Les membres d’Estria : Lydia Gasse, Pauline Farrugia, Erich Kory, Christiane Lampron et Julie Garriss. Absent : Étienne de Médicis.

De «nouvelles couleurs» pour Estria

Les œuvres pour quatuor à cordes avec instrument à vent demeurent relativement rares dans le répertoire de la musique de chambre. L’ensemble Estria a toutefois réussi à dénicher deux perles écrites pour ce type de formation et a choisi de les offrir aux mélomanes de la région.

Samedi et dimanche, Estria présentera donc le même concert, d’abord à l’église Sainte-Élisabeth, à North Hatley, et au Centre culturel et du patrimoine Uplands, à Lennoxville. Les spectateurs qui assisteront à chacun des deux concerts auront droit à « l’un des plus grands chefs-d’œuvre de Johannes Brahms » ainsi qu’à une pièce touchante signée par Antonin Reicha.

La pièce de Brahms est son Quintette pour clarinette et quatuor à cordes opus 115, une œuvre que le compositeur a commise dans les dernières années de sa vie.
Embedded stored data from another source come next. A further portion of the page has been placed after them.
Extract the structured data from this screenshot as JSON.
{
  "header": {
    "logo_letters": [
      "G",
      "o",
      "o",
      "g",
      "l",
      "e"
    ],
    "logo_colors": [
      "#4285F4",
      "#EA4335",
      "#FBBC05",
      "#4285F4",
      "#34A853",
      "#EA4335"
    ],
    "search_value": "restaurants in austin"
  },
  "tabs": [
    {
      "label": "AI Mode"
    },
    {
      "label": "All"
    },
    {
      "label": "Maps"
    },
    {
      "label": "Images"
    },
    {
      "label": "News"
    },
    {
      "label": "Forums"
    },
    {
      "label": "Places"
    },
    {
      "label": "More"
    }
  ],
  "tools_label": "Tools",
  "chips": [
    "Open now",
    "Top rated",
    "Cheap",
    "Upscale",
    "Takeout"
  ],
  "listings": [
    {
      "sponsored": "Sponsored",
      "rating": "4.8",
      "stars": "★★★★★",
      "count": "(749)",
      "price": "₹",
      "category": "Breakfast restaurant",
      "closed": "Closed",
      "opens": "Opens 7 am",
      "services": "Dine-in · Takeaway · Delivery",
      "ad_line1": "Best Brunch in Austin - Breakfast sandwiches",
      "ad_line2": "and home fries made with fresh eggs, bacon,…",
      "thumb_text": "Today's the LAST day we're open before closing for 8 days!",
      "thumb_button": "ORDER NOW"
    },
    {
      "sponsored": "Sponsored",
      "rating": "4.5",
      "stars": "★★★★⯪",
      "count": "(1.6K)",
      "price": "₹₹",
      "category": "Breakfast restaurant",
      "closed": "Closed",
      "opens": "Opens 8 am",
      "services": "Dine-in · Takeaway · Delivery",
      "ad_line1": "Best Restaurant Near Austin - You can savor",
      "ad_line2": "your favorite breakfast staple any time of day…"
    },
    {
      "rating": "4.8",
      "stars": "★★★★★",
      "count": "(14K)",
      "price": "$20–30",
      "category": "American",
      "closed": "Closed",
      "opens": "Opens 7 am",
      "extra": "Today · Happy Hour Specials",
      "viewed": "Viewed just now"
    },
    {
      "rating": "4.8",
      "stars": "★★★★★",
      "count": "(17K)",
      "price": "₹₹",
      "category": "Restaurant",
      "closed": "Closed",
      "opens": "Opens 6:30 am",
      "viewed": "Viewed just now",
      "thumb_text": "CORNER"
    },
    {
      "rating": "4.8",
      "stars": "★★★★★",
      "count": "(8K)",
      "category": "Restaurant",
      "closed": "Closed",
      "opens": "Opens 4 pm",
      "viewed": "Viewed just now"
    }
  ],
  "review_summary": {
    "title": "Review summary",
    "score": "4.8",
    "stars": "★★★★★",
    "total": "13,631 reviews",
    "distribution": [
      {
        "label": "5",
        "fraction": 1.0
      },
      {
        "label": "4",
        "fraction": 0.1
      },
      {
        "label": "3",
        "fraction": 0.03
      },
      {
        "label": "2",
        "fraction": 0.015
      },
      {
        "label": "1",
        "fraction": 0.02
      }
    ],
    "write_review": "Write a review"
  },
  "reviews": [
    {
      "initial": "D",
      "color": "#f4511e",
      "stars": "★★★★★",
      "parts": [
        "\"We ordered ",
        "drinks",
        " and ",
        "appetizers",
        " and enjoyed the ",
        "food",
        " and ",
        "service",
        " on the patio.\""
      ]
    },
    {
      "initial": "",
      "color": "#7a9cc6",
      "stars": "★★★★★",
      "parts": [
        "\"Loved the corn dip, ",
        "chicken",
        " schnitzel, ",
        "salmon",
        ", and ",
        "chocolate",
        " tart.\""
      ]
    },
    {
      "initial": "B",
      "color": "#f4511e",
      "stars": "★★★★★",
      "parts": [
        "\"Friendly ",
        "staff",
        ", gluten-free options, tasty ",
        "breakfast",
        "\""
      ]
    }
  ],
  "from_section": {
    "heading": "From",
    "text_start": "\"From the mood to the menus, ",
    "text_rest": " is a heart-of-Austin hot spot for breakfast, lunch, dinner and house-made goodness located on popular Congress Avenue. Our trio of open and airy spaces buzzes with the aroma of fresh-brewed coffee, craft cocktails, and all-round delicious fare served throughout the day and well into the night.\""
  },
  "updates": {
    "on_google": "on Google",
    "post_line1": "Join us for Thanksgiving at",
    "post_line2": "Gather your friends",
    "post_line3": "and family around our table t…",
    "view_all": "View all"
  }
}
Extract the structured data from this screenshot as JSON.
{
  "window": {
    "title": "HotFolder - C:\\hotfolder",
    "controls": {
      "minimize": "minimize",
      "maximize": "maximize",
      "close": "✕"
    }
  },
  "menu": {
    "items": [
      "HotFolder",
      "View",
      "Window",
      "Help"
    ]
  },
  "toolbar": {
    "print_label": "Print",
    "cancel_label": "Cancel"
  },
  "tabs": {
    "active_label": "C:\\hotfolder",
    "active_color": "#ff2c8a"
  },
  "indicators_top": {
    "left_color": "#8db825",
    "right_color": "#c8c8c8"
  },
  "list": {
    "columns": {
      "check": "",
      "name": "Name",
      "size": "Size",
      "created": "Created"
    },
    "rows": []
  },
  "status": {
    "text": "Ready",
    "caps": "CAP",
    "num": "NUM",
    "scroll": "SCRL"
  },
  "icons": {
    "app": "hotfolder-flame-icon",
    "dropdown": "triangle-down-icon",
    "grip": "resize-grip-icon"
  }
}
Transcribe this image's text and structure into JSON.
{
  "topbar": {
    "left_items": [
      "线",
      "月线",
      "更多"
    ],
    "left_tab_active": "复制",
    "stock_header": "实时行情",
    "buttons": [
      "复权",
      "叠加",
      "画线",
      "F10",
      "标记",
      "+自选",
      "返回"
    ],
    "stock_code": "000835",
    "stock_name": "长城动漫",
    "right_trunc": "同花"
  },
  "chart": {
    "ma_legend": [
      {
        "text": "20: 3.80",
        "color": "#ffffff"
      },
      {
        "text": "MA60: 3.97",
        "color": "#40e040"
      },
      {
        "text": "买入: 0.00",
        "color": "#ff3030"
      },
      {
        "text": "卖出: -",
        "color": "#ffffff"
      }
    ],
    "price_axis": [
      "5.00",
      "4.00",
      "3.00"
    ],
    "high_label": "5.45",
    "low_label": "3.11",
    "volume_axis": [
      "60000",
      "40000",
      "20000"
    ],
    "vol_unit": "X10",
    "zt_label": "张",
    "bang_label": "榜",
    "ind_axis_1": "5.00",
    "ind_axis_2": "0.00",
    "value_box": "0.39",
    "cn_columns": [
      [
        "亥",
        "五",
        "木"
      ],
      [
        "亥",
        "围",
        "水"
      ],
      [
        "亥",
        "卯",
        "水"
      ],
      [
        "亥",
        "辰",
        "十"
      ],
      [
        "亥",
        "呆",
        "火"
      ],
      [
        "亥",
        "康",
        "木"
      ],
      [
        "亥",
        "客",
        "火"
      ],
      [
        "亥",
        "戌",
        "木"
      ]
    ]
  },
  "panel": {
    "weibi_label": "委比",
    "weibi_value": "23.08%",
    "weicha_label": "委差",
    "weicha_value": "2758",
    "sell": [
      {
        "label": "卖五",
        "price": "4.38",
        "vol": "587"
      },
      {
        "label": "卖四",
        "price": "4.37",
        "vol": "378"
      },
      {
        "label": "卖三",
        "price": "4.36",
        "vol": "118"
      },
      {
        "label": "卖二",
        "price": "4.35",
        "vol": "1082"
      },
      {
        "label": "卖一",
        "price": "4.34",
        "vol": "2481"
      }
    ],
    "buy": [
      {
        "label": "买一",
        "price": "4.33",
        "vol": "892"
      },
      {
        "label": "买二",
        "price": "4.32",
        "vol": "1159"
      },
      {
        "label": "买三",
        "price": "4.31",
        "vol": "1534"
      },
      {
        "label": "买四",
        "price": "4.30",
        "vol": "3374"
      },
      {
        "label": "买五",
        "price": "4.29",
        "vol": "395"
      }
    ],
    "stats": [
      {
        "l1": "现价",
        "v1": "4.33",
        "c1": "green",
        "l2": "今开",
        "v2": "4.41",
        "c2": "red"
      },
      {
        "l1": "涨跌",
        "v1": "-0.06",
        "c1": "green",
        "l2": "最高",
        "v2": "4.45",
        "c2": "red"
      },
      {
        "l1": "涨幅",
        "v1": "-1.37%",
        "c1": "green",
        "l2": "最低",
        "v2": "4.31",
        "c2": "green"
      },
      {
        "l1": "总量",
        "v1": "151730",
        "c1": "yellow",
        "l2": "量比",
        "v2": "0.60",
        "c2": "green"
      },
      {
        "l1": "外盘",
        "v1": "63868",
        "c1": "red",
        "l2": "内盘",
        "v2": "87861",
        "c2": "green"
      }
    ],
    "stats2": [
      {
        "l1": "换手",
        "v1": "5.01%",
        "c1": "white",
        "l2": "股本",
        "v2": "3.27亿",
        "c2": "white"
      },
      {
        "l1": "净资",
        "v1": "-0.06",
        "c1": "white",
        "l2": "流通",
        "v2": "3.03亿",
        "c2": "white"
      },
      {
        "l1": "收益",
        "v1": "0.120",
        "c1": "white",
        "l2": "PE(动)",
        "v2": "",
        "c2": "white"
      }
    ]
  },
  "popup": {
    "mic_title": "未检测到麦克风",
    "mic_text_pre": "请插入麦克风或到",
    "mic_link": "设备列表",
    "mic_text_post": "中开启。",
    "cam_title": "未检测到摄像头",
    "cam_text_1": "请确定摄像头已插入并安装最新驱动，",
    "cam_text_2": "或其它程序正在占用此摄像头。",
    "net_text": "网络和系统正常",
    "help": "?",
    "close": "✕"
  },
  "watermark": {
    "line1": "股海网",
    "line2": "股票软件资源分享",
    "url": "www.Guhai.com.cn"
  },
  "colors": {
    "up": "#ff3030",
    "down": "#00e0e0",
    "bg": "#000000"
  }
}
« Brahms a fait la découverte de la clarinette vers la fin de sa vie, fait remarquer Pauline Farrugia, clarinettiste de l’ensemble estrien. C’est un instrument qui n’était pas beaucoup utilisé dans les orchestres à cette époque. Mais une fois que Brahms l’a découvert, il a fait quatre belles œuvres pour clarinette. »

La seconde pièce, celle de Reicha, est quant à elle destinée à un quintette avec hautbois et quatuor à cordes.

Tout à tour, le hautboïste Étienne de Médicis et la clarinettiste Pauline Farrugia seront accompagnés par le nouveau quatuor à cordes de l’ensemble Estria, formé des violonistes Julie Garriss et Lydia Gasse, de l’altiste Christiane Lampron ainsi que du violoncelliste Erich Kory.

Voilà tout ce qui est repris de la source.